Bankhead has another meaning to Americans growing up in the 1990's. In the early part of that decade, a wildly popular song called "Bankhead Bounce" captured young people's imaginations and taught them the dance of the same name. Even Michael Jackson did the "Bounce" at the 1995 MTV Video Music Awards in New York City.

Since then rappers have been citing Bankhead in their music, including international superstar rapper T.I. who grew up there.

To hear the story behind the legend of Bankhead and the early days of Atlanta rap music, Rickey Bevington sat down with Jarvis "King J" Rahim who founded one of Atlanta's first record labels devoted to rap artists.

Here's his story:



Rahim: "There was a young man by the name of Jarvis Rahim and Art Milton. And they were so enthused that Grand Master Flash and the Furious Five and Curtis Blow and they was the guys rapping and doing music out of New York. So we was like man those guys are awesome you know.”

Bevington: When Grand Master Flash and Curtis Blow were pulsing through American teenage bedrooms in the early 1980's, Jarvis Rahim was still a highschooler living at the Kimberly Court housing project in west Atlanta. They were calling it "rap" music. The big hits were played on the radio, but for the most part kids learned about this new kind of music at parties thrown by music promoters.

Rahim: “Salem was one of the number one party promoters I mean throughout the whole Atlanta. We only had three places to do parties anyway but however Salem was doing all the parties. And he had an artist named Mojo. Mojo was one of the first rappers out of Atlanta.”

Bevington: By the time he'd finished high school, Rahim wanted to be putting out Atlanta rappers' music to the world.

Rahim: “Me and Art decided to do a label.”

INTERVIEW EXCERPT:
Bevington: "And then you became Arvis Record. When you say first record label you mean …"
Rahim: "No, no. Rap label.”
Bevington: "Rap label in Atlanta."

Bevington: Rahim says there were other record companies with Atlanta rap artists, but Arvis was the first dedicated just to rap musicians. One of them was Kilo Ali. His song "America Has A Problem" is an allegorical critique of crack cocaine ravaging the lives of black men.

INTERVIEW EXCERPT:
Bevington: "Did people know what rap music was?
Rahim: “At that time, they knew that it was some different sounding stuff and they’re like what in the world are these kids going? They are going crazy. This music it doesn’t make sense. We just took it to another complete musical form where the voice became a instrument.”

Bevington: That was the late 1980's. By then, unique dances were already being born out of rap songs.

INTERVIEW EXCERPT:
Bevington: “So everybody knows Bankhead for the Bankhead Bounce, but you’re telling me there was a prior dance.”
Rahim: "Oh yeah. We had all of them. The Freak. We had a little shuffle dance. And we had the Yeek."
Bevington: "What was the song that you did the Yeek to?"
Rahim: "Planet Rock."

Bevington: First the Freak. Then the Yeek. And then in 1994 the Bankhead Bounce.

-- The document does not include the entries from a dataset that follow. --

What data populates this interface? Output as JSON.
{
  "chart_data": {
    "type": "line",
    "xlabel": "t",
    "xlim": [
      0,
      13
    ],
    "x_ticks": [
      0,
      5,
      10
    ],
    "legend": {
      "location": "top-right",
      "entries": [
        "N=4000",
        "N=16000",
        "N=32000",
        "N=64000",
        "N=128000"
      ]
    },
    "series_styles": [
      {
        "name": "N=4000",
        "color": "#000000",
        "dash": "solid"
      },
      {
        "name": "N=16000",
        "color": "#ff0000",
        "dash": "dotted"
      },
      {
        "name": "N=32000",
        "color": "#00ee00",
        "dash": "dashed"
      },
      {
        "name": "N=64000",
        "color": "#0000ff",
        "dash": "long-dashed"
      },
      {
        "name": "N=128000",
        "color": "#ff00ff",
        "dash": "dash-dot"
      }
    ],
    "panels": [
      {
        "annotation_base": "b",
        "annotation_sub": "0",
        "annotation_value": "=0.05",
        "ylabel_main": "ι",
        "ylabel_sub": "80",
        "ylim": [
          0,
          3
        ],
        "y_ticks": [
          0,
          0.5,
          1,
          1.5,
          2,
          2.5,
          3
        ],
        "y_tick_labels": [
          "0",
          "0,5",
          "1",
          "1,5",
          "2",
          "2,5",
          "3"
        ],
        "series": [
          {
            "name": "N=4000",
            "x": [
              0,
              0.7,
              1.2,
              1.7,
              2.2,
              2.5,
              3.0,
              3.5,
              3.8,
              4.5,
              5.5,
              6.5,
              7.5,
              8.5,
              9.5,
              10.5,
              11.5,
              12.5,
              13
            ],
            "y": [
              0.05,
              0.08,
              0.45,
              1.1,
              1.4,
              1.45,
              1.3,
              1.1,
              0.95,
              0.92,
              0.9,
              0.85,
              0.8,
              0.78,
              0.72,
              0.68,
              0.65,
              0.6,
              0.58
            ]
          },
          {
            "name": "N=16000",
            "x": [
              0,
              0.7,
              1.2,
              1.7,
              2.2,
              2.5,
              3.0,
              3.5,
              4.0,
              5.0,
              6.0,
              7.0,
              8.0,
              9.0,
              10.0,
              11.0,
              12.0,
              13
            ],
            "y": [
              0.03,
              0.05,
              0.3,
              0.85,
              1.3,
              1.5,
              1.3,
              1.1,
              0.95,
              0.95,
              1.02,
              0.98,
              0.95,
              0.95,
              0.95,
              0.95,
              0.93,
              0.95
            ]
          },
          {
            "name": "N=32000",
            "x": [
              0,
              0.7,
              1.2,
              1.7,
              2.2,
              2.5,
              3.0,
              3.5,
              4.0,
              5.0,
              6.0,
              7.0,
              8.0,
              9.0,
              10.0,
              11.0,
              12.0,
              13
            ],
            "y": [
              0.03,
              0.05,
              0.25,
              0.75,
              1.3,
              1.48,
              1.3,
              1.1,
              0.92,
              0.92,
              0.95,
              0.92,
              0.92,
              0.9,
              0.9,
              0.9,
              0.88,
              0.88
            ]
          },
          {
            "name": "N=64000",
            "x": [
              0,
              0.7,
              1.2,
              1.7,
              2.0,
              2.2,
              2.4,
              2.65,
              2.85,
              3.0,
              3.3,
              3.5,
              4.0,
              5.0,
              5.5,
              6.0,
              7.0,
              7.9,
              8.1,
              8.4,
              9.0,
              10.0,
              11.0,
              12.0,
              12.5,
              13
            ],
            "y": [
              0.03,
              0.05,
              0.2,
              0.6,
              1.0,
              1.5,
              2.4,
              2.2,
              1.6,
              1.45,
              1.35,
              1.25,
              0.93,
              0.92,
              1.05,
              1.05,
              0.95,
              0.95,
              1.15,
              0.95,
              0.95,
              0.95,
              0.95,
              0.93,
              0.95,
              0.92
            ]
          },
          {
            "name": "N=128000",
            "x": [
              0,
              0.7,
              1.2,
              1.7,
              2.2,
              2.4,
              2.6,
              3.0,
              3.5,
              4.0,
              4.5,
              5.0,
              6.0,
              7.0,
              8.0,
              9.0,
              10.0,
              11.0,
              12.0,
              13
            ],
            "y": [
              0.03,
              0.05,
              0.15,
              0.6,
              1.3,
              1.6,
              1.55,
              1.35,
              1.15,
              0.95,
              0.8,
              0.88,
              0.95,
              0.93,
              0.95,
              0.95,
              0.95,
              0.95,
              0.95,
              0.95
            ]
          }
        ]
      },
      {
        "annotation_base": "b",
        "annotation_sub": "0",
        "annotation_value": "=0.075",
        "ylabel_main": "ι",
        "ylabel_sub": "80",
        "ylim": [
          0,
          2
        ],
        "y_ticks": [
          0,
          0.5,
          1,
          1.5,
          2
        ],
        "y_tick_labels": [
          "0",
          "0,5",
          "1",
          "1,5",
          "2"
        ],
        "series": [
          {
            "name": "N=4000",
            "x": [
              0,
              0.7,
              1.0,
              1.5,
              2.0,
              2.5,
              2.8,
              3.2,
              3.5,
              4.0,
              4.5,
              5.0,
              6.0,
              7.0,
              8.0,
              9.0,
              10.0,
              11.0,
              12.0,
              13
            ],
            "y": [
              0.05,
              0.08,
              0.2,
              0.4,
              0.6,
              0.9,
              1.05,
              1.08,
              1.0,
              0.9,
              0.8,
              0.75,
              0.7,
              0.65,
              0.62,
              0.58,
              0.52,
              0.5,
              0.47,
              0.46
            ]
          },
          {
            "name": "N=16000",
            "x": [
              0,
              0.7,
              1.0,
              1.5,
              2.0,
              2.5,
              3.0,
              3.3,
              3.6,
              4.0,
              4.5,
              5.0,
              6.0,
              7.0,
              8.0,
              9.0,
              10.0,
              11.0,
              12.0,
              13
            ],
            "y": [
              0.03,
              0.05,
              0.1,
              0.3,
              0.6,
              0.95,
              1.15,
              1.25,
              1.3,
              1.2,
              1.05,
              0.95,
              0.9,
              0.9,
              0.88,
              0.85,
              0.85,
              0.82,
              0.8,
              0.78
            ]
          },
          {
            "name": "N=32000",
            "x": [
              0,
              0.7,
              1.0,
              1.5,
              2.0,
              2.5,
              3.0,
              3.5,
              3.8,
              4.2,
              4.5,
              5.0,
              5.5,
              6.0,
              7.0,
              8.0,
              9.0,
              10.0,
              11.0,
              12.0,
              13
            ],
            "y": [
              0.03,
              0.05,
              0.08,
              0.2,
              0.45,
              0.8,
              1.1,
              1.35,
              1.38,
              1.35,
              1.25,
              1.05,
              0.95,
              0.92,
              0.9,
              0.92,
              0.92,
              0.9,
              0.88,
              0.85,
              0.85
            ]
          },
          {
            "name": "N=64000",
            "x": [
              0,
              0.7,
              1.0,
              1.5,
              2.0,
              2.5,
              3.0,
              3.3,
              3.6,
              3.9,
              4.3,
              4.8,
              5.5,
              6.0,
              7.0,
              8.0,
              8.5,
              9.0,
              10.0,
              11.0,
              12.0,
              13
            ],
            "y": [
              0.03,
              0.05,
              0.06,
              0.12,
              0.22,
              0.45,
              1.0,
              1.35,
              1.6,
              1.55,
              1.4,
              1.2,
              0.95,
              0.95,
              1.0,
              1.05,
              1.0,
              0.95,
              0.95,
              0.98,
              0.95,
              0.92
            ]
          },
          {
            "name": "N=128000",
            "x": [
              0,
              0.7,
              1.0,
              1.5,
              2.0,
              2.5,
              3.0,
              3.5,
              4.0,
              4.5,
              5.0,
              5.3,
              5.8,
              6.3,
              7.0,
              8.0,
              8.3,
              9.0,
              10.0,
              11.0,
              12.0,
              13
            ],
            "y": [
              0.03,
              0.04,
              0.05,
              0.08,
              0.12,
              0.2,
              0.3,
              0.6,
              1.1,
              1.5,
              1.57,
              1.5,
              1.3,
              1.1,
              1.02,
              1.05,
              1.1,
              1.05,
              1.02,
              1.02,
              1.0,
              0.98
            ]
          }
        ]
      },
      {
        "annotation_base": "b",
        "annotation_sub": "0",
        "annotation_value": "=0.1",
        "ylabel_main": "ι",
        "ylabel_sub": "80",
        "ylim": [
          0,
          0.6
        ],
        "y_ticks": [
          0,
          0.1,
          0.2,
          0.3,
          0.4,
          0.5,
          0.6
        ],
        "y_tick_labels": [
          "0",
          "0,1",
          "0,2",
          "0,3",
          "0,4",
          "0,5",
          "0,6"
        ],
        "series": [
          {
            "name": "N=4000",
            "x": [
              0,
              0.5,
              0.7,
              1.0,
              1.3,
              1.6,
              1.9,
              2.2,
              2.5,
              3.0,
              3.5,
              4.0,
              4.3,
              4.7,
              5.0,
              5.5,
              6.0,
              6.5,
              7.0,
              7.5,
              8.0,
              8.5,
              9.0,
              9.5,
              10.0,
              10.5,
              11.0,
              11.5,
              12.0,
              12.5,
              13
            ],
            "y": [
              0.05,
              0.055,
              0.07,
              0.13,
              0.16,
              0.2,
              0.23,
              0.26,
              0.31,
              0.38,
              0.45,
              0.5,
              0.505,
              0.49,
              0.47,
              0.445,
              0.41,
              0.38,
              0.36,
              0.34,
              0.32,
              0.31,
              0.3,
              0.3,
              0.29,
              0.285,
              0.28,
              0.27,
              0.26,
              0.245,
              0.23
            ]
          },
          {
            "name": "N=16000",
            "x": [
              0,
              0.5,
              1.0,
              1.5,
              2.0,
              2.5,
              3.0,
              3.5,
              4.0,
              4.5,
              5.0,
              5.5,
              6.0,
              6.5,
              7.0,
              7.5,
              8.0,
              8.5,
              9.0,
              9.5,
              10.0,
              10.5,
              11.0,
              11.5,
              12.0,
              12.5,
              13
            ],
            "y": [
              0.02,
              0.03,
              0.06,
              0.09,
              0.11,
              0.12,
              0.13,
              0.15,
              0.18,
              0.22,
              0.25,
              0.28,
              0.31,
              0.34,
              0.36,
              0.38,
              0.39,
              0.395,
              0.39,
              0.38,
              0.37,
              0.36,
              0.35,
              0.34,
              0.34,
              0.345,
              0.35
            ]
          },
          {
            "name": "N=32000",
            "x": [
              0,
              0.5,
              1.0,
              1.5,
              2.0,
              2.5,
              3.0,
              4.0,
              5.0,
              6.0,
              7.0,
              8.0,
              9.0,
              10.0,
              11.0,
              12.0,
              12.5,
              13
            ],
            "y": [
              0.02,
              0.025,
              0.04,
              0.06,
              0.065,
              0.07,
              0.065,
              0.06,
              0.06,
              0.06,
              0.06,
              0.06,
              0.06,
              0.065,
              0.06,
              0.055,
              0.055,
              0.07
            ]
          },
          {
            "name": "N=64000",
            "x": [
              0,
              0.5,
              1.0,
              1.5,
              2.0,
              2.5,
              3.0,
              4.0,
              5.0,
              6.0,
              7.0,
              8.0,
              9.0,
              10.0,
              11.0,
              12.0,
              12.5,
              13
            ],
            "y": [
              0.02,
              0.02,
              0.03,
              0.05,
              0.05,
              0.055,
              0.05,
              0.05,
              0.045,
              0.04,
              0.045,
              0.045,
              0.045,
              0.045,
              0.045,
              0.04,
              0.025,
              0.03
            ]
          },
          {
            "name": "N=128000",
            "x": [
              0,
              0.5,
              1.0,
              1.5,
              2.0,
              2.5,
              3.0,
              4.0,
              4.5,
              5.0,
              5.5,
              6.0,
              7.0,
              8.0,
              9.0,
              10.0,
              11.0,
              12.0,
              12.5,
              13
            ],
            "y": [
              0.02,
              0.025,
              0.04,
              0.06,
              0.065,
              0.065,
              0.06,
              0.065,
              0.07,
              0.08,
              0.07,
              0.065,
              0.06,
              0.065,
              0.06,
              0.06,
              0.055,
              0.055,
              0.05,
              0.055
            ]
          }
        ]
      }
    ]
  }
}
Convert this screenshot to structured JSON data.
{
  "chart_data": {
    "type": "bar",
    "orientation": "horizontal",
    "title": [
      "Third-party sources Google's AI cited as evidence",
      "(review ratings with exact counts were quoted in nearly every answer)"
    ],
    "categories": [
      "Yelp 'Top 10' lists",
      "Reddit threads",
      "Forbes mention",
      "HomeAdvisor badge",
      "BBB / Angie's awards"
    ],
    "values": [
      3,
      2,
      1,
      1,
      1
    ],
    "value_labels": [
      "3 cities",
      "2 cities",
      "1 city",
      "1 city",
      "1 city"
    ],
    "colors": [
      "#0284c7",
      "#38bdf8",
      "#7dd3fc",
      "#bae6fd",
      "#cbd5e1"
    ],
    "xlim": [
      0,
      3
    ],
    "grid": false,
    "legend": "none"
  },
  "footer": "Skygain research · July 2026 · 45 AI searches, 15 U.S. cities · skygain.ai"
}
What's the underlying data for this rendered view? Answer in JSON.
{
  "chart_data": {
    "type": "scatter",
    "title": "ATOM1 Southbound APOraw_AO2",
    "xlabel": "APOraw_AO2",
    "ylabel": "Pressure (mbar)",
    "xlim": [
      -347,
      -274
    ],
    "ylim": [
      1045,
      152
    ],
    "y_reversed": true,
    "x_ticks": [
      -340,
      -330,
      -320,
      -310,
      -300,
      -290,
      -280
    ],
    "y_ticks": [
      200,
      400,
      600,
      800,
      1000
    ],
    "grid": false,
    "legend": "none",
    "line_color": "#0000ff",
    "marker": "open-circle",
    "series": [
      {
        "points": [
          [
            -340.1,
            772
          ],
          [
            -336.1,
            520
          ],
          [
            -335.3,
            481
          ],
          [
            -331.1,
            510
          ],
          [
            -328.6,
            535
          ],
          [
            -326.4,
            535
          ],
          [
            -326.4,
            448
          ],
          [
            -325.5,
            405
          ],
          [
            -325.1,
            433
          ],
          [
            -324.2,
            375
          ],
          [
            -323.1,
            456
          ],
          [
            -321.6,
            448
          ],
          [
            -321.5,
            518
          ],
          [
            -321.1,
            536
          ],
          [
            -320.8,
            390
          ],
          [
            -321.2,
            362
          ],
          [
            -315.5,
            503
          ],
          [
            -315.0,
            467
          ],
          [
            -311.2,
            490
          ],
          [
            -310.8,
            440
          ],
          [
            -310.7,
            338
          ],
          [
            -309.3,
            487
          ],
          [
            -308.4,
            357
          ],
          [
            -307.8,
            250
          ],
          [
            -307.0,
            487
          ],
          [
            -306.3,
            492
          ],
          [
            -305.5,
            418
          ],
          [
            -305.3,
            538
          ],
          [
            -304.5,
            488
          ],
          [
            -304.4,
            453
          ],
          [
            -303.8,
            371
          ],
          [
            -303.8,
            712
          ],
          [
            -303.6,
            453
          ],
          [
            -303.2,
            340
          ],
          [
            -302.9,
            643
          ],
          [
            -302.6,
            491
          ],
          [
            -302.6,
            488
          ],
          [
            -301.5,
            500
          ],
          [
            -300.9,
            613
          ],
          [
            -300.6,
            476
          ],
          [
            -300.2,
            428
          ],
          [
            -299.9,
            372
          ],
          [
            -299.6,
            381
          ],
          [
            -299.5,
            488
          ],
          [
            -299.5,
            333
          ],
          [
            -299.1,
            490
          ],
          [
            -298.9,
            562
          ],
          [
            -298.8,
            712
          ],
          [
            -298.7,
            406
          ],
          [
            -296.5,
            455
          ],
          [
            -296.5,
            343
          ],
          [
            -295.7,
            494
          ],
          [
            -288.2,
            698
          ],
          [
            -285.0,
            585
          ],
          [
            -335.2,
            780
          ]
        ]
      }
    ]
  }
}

Rahim: “This guy, he was the first one to come up with the Bankhead Bounce.”

Bevington: His name was L. "Diamond" Atkins, and he produced the song "Bankhead Bounce" with D Roc of the Ying Yang Twins. American teenagers were doing the dance featured in the video. Soon, more Atlanta rappers were talking about Bankhead, including Arvis Records artist Kilo Ali.

Rahim: “He took the song from this guy, and put his own twist to it. So kilo actually made another version. The song was not even mixed or mastered. It was so popular at all the barrells(?) and zones in Atlanta. All the zones. Zone 1. Zone 6. Zone 7. Even in Gwinnett the little kids knew about this song. They played it on the radio and you can hear the hissing it.”

Bevington: "If your ideal rap song that gives joy to people and brings people together, why did the Bankhead Bounce do that for Atlanta in the 90’s?"

Rahim: "It did it because everybody can party to it and it was labeling the hip hop as a side of a town that had a roughness to it but at the same time we was able to party with each other. Forget all of the who trap this was and who side of town this was. Forget all that just come and Bankhead Bounce."